Tuesday, February 24, 2009

life's been busy

Well, it's been a while and I wish it hasn't been. So since the last time I've been here I have moved and bought a house. I love our new home and right now it is getting all fixed up. David and I are living in the basement and it will be so nice to have a little more room. I will have my very own room all to myself to do and be what ever it is I want! Well it's kind of weird but the main thing I want in my room is, well nothing. I want it to be a place where thought is provocted and ideas are created and new things are learned. I'm really excited about having closet space and room for my shoes and our new piano. There is so much to look forward to in the next couple of months. I am also excited to watch david be able to do more music and get where he wants with it. I love to listen to his beats and when he puts words to them it's majical. I am so lucky to be with David, we have come a long way and we still have a long way to go. I love him so much and I only hope I am all I can be for him. Well I should get to bed so SEE YA!

Monday, January 19, 2009

I can't take it

I just can't. My inside are screaming for freedom. I hate being lied to and stepped all over.
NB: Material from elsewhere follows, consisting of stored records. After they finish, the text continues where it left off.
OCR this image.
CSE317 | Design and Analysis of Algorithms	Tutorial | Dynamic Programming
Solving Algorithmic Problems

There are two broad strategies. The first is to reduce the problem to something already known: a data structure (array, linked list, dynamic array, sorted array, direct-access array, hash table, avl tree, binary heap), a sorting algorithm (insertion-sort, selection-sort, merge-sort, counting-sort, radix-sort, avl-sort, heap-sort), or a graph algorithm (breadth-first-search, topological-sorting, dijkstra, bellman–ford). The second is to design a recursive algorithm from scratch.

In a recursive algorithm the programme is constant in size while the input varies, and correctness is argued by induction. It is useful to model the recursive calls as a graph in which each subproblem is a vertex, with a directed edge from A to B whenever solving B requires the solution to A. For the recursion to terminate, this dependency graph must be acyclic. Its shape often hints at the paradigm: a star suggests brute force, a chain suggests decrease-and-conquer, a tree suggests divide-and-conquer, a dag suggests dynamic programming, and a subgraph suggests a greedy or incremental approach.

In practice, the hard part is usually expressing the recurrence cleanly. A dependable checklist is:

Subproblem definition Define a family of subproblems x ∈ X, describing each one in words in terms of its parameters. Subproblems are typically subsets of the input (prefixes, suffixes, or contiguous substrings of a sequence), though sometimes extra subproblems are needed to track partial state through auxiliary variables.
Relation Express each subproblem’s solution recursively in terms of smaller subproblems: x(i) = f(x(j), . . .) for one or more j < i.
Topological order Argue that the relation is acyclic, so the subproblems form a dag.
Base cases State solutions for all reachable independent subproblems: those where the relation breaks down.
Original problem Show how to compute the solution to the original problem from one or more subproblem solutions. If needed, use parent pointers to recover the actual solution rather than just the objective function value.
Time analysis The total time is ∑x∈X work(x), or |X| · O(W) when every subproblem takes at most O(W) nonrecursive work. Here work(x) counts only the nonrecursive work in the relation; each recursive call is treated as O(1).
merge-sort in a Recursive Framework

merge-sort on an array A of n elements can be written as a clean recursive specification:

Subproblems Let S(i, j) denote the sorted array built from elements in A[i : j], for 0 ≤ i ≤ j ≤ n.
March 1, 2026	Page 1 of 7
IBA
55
I hate being used and tookin advantage of. But what do I do to get away from it all? I wish there was someone, someone I could spill all my shit on and they would care and try and help. I just need a good friend. Someone I trust and would be truthful and honest with me. Some one that would love me for me and not some of the time. ==( i need to do something different. Big time different, I need to distance myself from what hurts me and brings me down. I need to distance myself...that's the key to keeping myself sane i think. what the fuck esther? why am i so troubled? why? why? why? Why do I always go back? Back to the very thing that makes tomorrow look like my enemy?